Klare Mordmerkmale laut Ankläger erfüllt

Die Staatsanwaltschaft Augsburg sieht zwei Mordmerkmale als erfüllt – einmal die niedrigen Beweggründe und einmal Heimtücke, so Gerichtssprecher Christoph Kern: "Heimtücke ist juristisch gesehen, dass man sich in einem arg- und wehrlosen Zustand befindet. Das heißt, dass man keinen Angriff und auch keine Tötungsabsicht eines anderen vorhersieht."

Es gehe also laut der Anklage darum, dass der Angeklagte in einer Situation auf die Opfer geschossen haben soll, in der sie keinen Angriff erwarten konnten. Den Ermittlern zufolge hat der 64-Jährige den Opfern regelrecht im Hausflur aufgelauert und ohne Vorwarnung aus nächster Nähe auf sie geschossen.

Kritik an Kontrollpraxis

Der Angeklagte Gerhard B. sei als Sportschütze zuletzt 2022 überprüft worden, so das Augsburger Landratsamt auf Anfrage des BR. Spätestens alle drei Jahre werden darüber gesetzlich vorgeschriebene Auskünfte des Verfassungsschutzes und der Polizei, aus dem Bundeszentralregister und dem staatsanwaltschaftlichen Verfahrensregister eingeholt. Daneben gebe es stichprobenartige Aufbewahrungskontrollen, bei denen eine Mindestanzahl an Waffenbesitzern pro Jahr kontrolliert werden müsse, so eine Sprecherin der Behörde.

Unklar ist jedoch, warum B. trotz mehrerer Anzeigen seiner Nachbarn und zum Teil handgreiflichen Auseinandersetzungen seine Waffen behalten durfte, meint der Hamburger Waffensachverständige und Journalist Lars Winkelsdorf. Er stelle immer wieder fest, dass es an der Kommunikation zwischen Aufsichtsbehörden und der Polizei hapere, so der Experte gegenüber dem BR.

Denn eigentlich sei die Rechtslage klar, wenn ein Sportschütze mit dem Gesetz in Konflikt komme: "Aufgrund der Gefährdung, die sich da ergeben kann, kann die Waffenbehörde tatsächlich unmittelbar vorbeikommen - teilweise gleich am nächsten Tag - und die Waffen sicherstellen."

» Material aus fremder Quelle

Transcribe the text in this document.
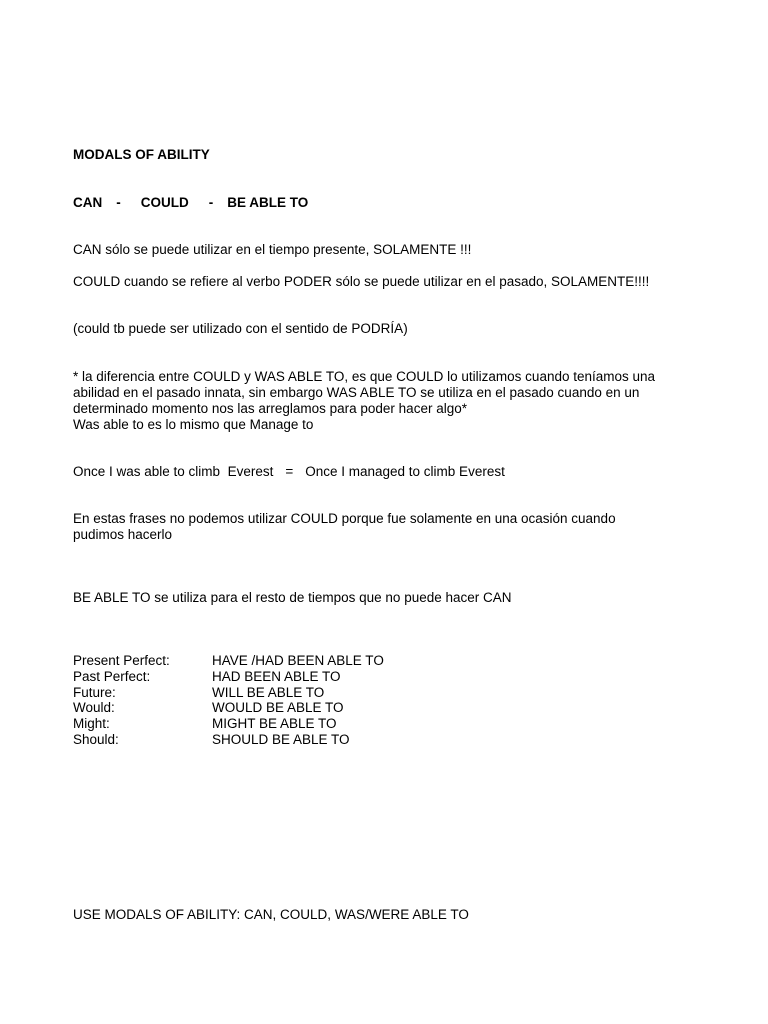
MODALS OF ABILITY
CAN - COULD - BE ABLE TO
CAN sólo se puede utilizar en el tiempo presente, SOLAMENTE !!!
COULD cuando se refiere al verbo PODER sólo se puede utilizar en el pasado, SOLAMENTE!!!!
(could tb puede ser utilizado con el sentido de PODRÍA)
* la diferencia entre COULD y WAS ABLE TO, es que COULD lo utilizamos cuando teníamos una
abilidad en el pasado innata, sin embargo WAS ABLE TO se utiliza en el pasado cuando en un
determinado momento nos las arreglamos para poder hacer algo*
Was able to es lo mismo que Manage to
Once I was able to climb  Everest = Once I managed to climb Everest
En estas frases no podemos utilizar COULD porque fue solamente en una ocasión cuando
pudimos hacerlo
BE ABLE TO se utiliza para el resto de tiempos que no puede hacer CAN
Present Perfect:	HAVE /HAD BEEN ABLE TO
Past Perfect:	HAD BEEN ABLE TO
Future:	WILL BE ABLE TO
Would:	WOULD BE ABLE TO
Might:	MIGHT BE ABLE TO
Should:	SHOULD BE ABLE TO
USE MODALS OF ABILITY: CAN, COULD, WAS/WERE ABLE TO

Allerdings seien viele Ämter unterbesetzt: "Und das kann dann eben dazu führen, dass solche Nachfragen bei den Polizeidienststellen schlicht übersehen werden. Das ist der zentrale Fehler im Waffenrecht – also wir haben nicht ein Defizit an Gesetzestexten, wie es gerne dargestellt wird. Wir haben ein Defizit bei der Umsetzung."

Keine stärkeren Kontrollen seit Vorfall

Zum Vergleich: Für den Vollzug des Waffenrechts sind beim Landratsamt Augsburg rund vier Vollzeitstellen vorgesehen, die unter anderem die Aufbewahrungskontrollen durchführen. Dem stehen laut Amt 29.000 scharfe Waffen von Jägern, Sportschützen, Sammlern und anderen Personen gegenüber.

Stärker kontrolliert werde seit dem Vorfall jedoch nicht, sagt der Augsburger Landrat Martin Sailer gegenüber dem BR: "Bezüglich der Waffenkontrollen wurden nach den Vorfällen in Langweid von Seiten des Landkreises Augsburg keine neuen Maßnahmen ergriffen, da wir bereits zuvor konsequent und den ministeriellen Vorgaben entsprechend kontrolliert haben."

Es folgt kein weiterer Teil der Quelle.